If you name them like this, it would make more sense:
int f_i_minus_2 = 0, f_i_minus_1 = 1, f_i;
and you would have
f_i = f_i_minus_1+f_i_minus_2;
Now, imagine i is 3. You have written:
f[3] = f[2]+f[1]
When you increment i, you must have:
f[4] = f[3]+f[2]
That is f_i is put in the place of f_i_minus_1 and f_i_minus_1 is put in the place of f_i_minus_2.
(Look at this:
f[3] = f[2] + f[1]
| |
\_____ \____
\ \
f[4] = f[3] + f[2]
)
So you need two assignments after computing f_i:
f_i_minus_2 = f_i_minus_1;
f_i_minus_1 = f_i;
Note that I first changed f_i_minus_2 to f_i_minus_1 because the second assignment destroys the value of f_i_minus_1.
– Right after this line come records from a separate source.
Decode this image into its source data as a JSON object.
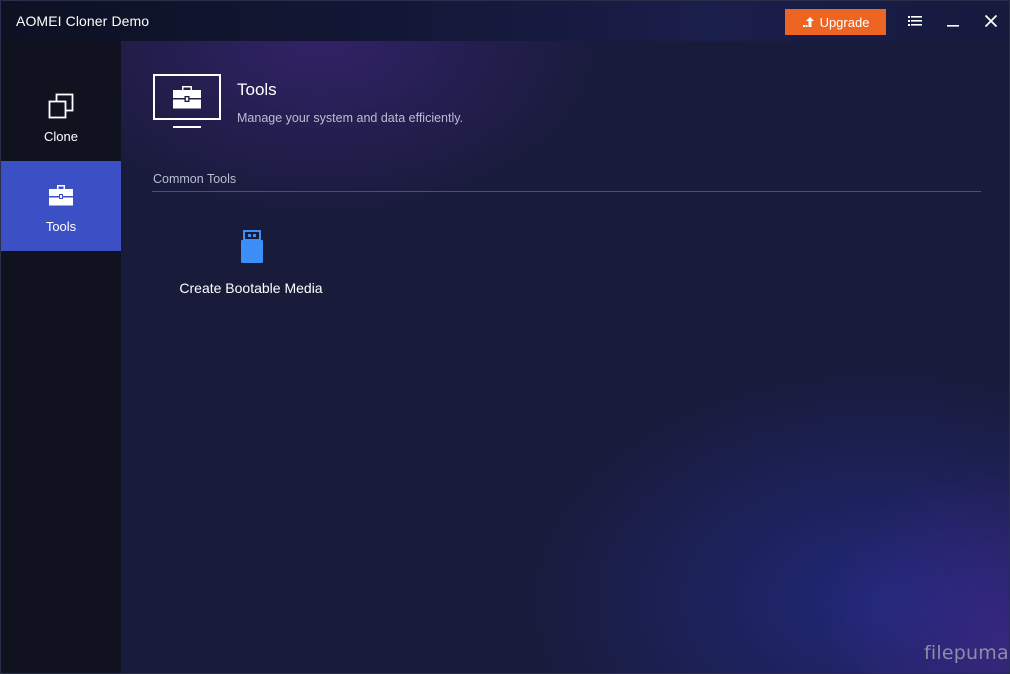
{
  "window": {
    "title": "AOMEI Cloner Demo",
    "upgrade_label": "Upgrade"
  },
  "sidebar": {
    "items": [
      {
        "label": "Clone",
        "icon": "clone-icon",
        "active": false
      },
      {
        "label": "Tools",
        "icon": "toolbox-icon",
        "active": true
      }
    ]
  },
  "main": {
    "title": "Tools",
    "subtitle": "Manage your system and data efficiently.",
    "section_label": "Common Tools",
    "tools": [
      {
        "label": "Create Bootable Media",
        "icon": "usb-drive-icon"
      }
    ]
  },
  "watermark": "filepuma",
  "colors": {
    "accent_orange": "#ee6523",
    "active_sidebar": "#3b50c4",
    "usb_blue": "#3d8ef7"
  }
}
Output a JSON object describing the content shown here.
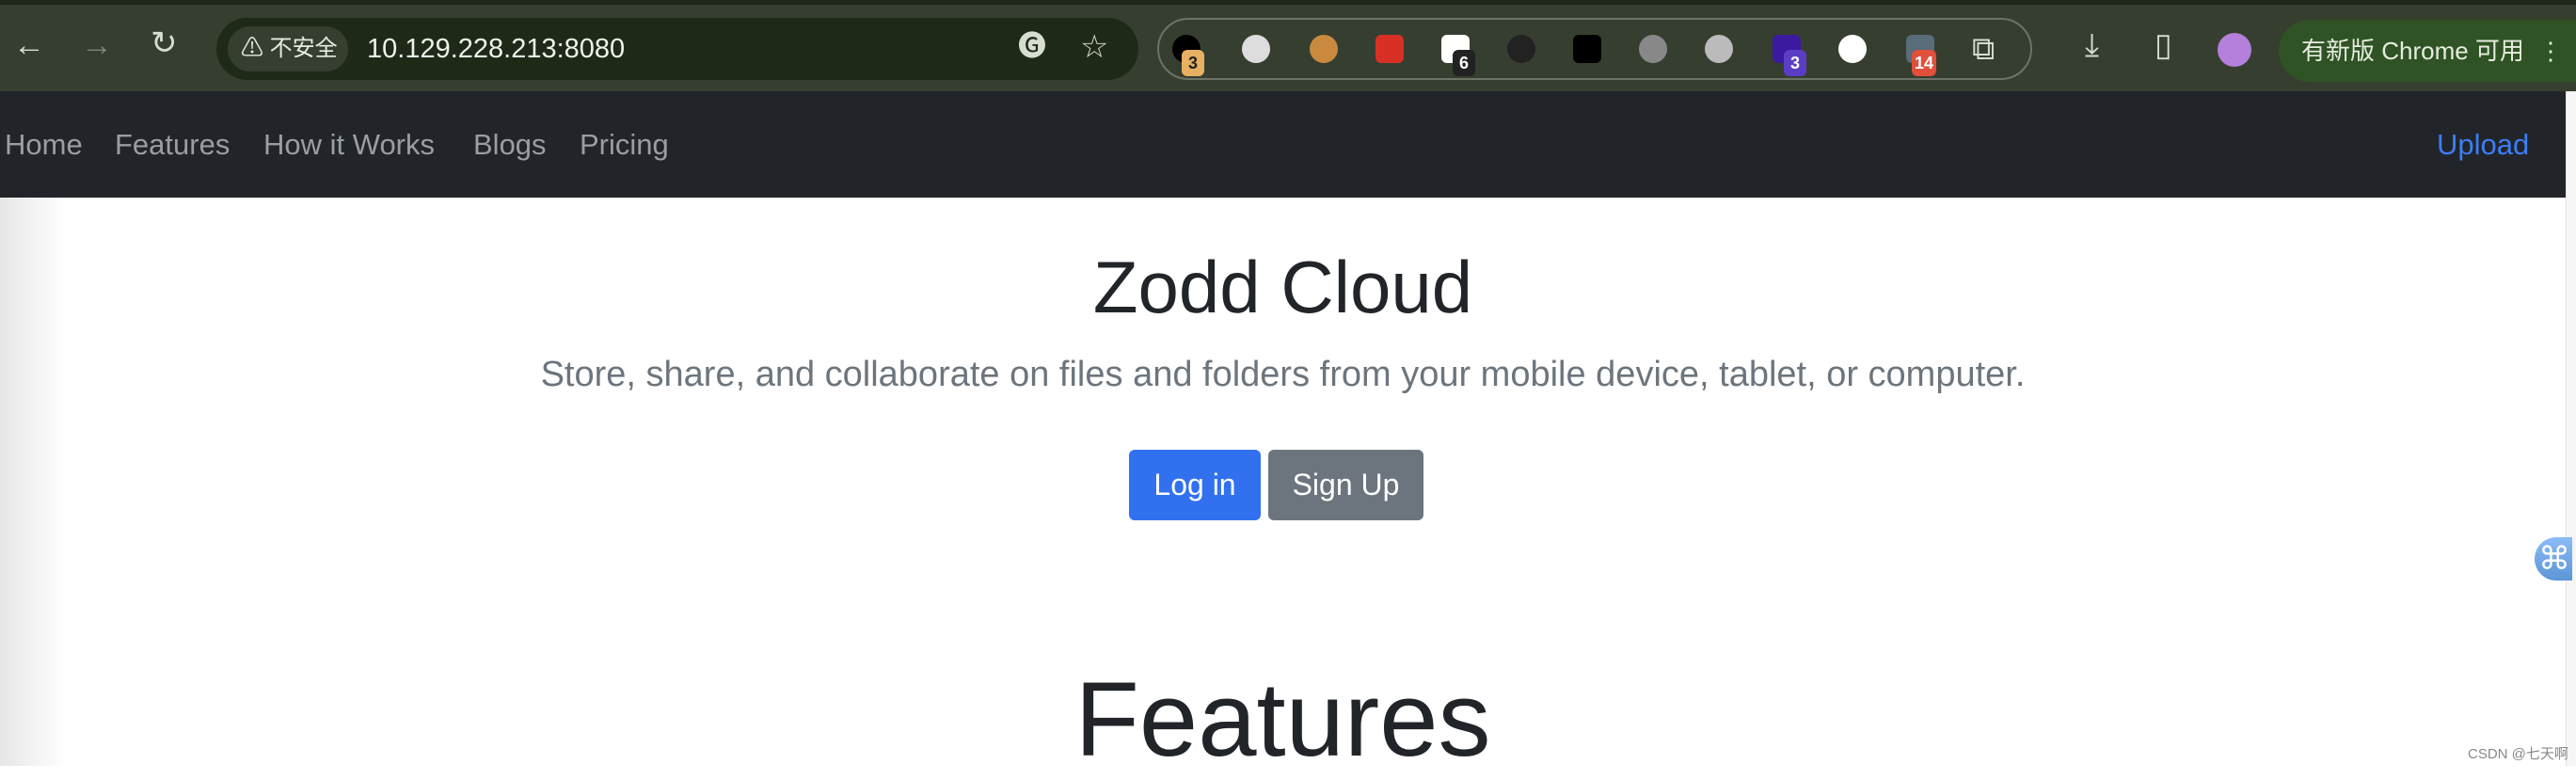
{
  "browser": {
    "security_label": "不安全",
    "url": "10.129.228.213:8080",
    "extension_badges": [
      "3",
      "6",
      "3",
      "14"
    ],
    "update_button": "有新版 Chrome 可用",
    "icons": [
      "back-arrow",
      "forward-arrow",
      "reload",
      "warning",
      "translate",
      "star",
      "extensions-puzzle",
      "download",
      "side-panel",
      "profile-avatar",
      "more-vert"
    ]
  },
  "nav": {
    "items": [
      "Home",
      "Features",
      "How it Works",
      "Blogs",
      "Pricing"
    ],
    "upload": "Upload"
  },
  "hero": {
    "title": "Zodd Cloud",
    "subtitle": "Store, share, and collaborate on files and folders from your mobile device, tablet, or computer.",
    "login": "Log in",
    "signup": "Sign Up"
  },
  "features": {
    "heading": "Features"
  },
  "watermark": "CSDN @七天啊",
  "colors": {
    "primary": "#3171f0",
    "secondary": "#6c757d",
    "navbar": "#212529",
    "link": "#3d7df6"
  }
}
According to wikipedia, your definition is off. F0=0, F1=1, F2=1, F3=2, ...
http://en.wikipedia.org/wiki/Fibonacci_number
Assuming wikipedia is right your loop is basically
int i = 0, f, fprev;
while( i < n )
{
if( i == 0 )
{
f = 0;
fprev = 0;
}
else if( i == 1 )
{
f = 1;
}
else
{
int fnew = f + fprev;
fprev = f;
f = fnew;
}
i++;
}
As others have pointed out, since you never modify f0 and f1 in the
loop, f2 isn't going to depend on the number of times through the
loop. Since you have to output all of the numbers at the end anyway,
why not try keeping them in an array. I'd initialize the first two
values manually, then loop until I had enough values.
(This can be done quite nicely using the STL:
// After having read n...
std::vector<int> results( 2, 1 );
while ( results.size() < n )
results.push_back( *(results.end() - 1) + *(results.end() - 2));
I'm not sure that this is what your instructor is looking for, however.
I rather suspect that he wants you to to some indexing yourself. Just
remember that if you initialize the first two values manually, your
index must start at 2, not at 0.)
Another thing: the specification you post says that you should loop if
the user enters an illegal value. This is actually a little tricky: if
the user enters something that isn't an int (say "abc"), then 1)
std::cin will remain in error state (and all further input will fail)
until cleared (by calling std::cin.clear()), and the illegal
characters will not be extracted from the stream, so your next attempt
will fail until you remove them. (I'd suggest >>ing into an
std::string for this; that will remove everything until the next white
space.) And don't ever access the variable you >>ed into until
you've checked the stream for failure—if the input fails. If the
input fails, the variable being input is not modified. If, as here, you
haven't initialized it, then anything can happen.
Finally (and I'm sure this goes beyond your assignment), you really do
need to do something to check for overflow. Beyond a certain point,
your output will become more or less random; it's better to stop and
output that you're giving up in this case.
If you are interested, there are better ways to calculate it.